Я старался приезжать домой раньше. Но не всегда это удавалось – работа все-таки требовала слишком много времени.
Я старался отвлечь Бируту – напоминал ей о фантастике, которую она может и должна писать. Ведь ее рассказ, переданный по радио, понравился всем землянам. Те, кто пропустил его, настойчиво вызывали студию и требовали повторить. Но повторять его пришлось дважды. Как же можно после такого успеха забрасывать фантастику?
– Ах! – отмахивалась Бирута. – У меня сейчас чистейший реализм в голове!
Я старался всем, чем мог, успокоить Бируту, был с ней нежен и терпелив, как никогда. Но где-то глубоко внутри мешала мне память о Сумико, о тайной моей вине перед женой, и эта память в чем-то сковывала меня, а Бирута, видимо, тонко чувствовала мою скованность.
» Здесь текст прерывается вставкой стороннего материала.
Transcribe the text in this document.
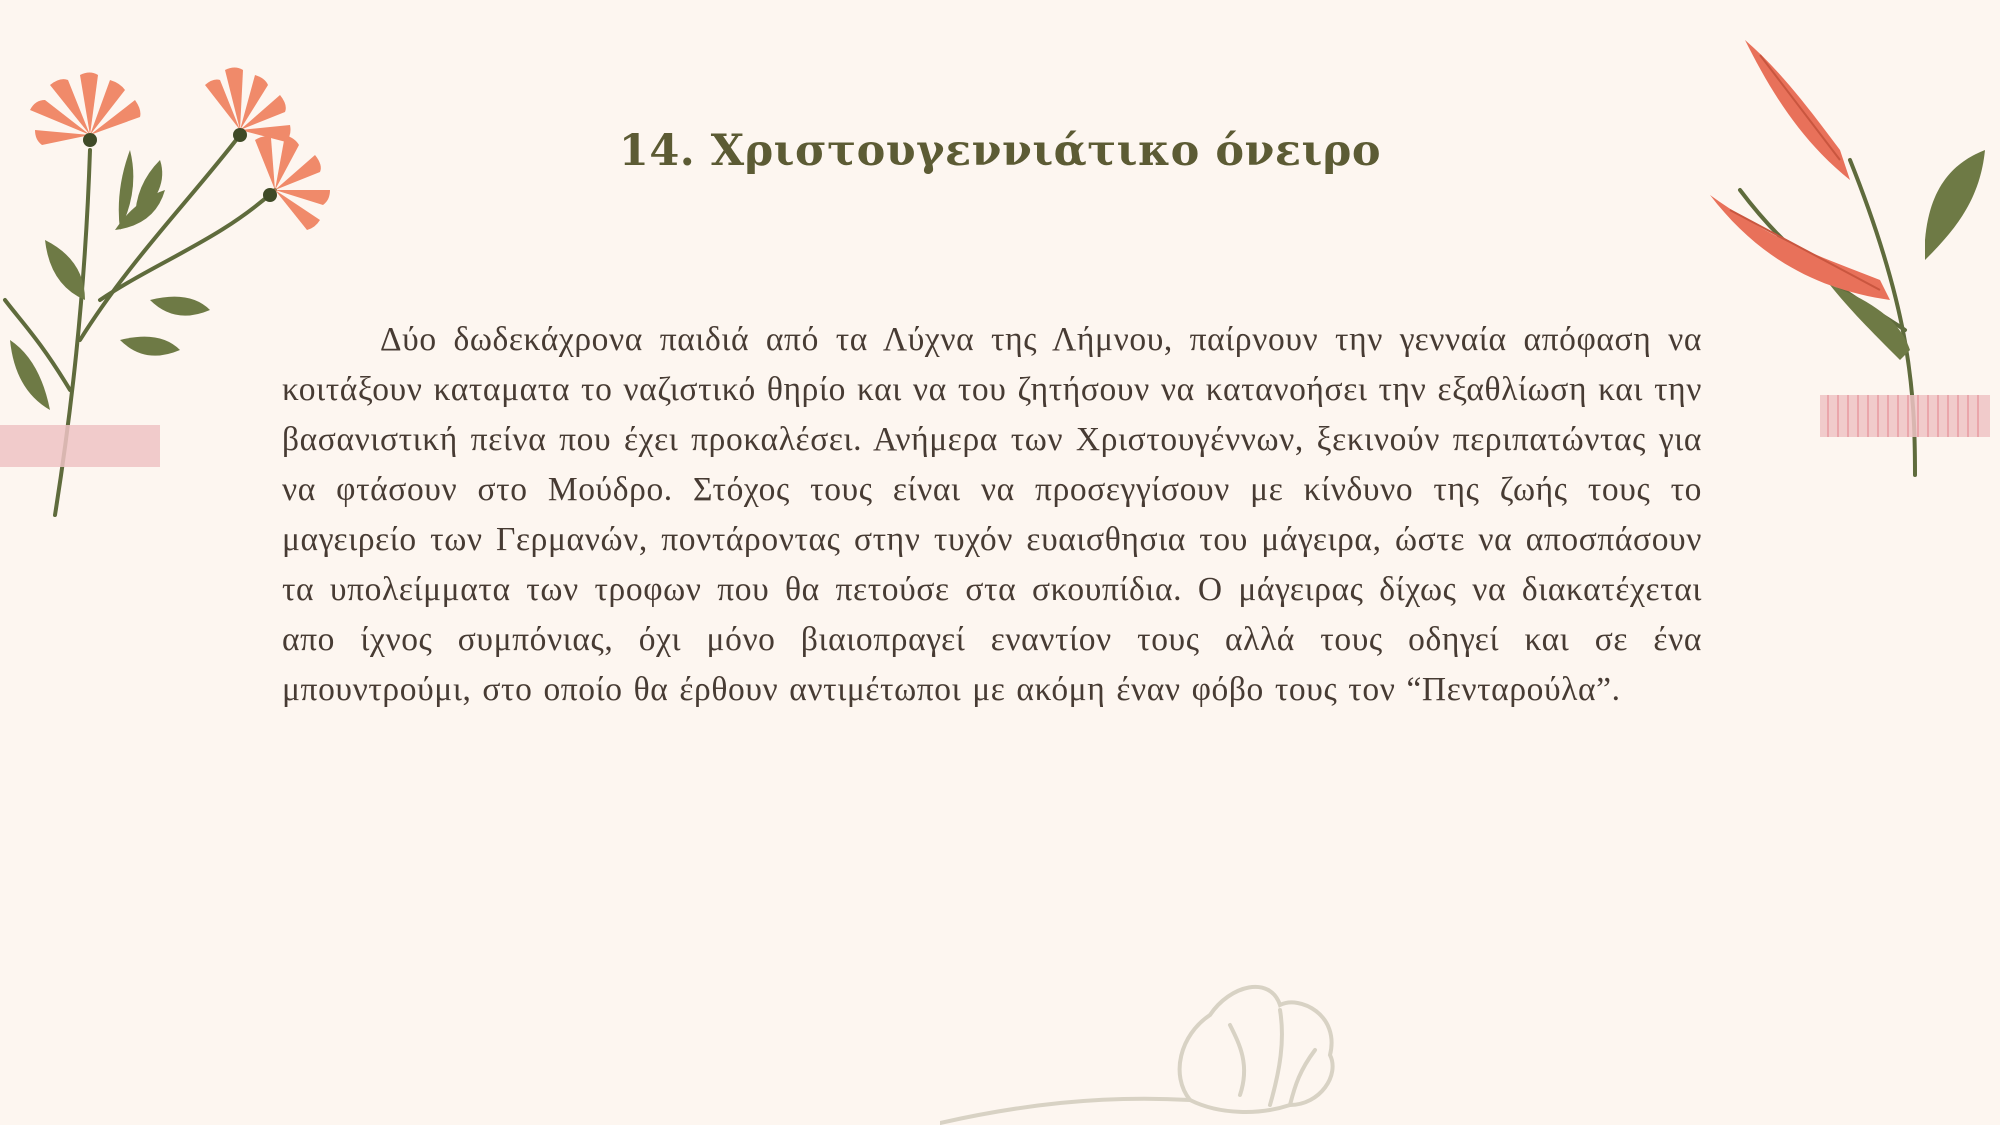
14. Χριστουγεννιάτικο όνειρο

Δύο δωδεκάχρονα παιδιά από τα Λύχνα της Λήμνου, παίρνουν την γενναία απόφαση να κοιτάξουν καταματα το ναζιστικό θηρίο και να του ζητήσουν να κατανοήσει την εξαθλίωση και την βασανιστική πείνα που έχει προκαλέσει. Ανήμερα των Χριστουγέννων, ξεκινούν περιπατώντας για να φτάσουν στο Μούδρο. Στόχος τους είναι να προσεγγίσουν με κίνδυνο της ζωής τους το μαγειρείο των Γερμανών, ποντάροντας στην τυχόν ευαισθησια του μάγειρα, ώστε να αποσπάσουν τα υπολείμματα των τροφων που θα πετούσε στα σκουπίδια. Ο μάγειρας δίχως να διακατέχεται απο ίχνος συμπόνιας, όχι μόνο βιαιοπραγεί εναντίον τους αλλά τους οδηγεί και σε ένα μπουντρούμι, στο οποίο θα έρθουν αντιμέτωποι με ακόμη έναν φόβο τους τον “Πενταρούλα”.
И подозрения еще сильнее одолевали ее.
Иногда она не говорила об этом по нескольку дней, была, как прежде, ласкова и спокойна. Мне уже начинало казаться, что наконец-то все кончилось, и я невольно веселел, но потом, на какой-нибудь совершенной мелочи, Бирута вдруг срывалась и снова начинала упрекать меня ею.
В конце концов я сам стал как сжатая до предела пружина. Стал бояться себя – бояться, что тоже на чем-нибудь сорвусь. Срываются ведь всегда на неожиданных мелочах. Все – не только Бирута.
Главное, я не видел никакого выхода. Уйти из лаборатории не мог и не хотел. И лаборатория наша была уже совершенно немыслима без Ружены. Об этом и думать не приходилось. И работать в лаборатории меньше других мне тоже было невозможно.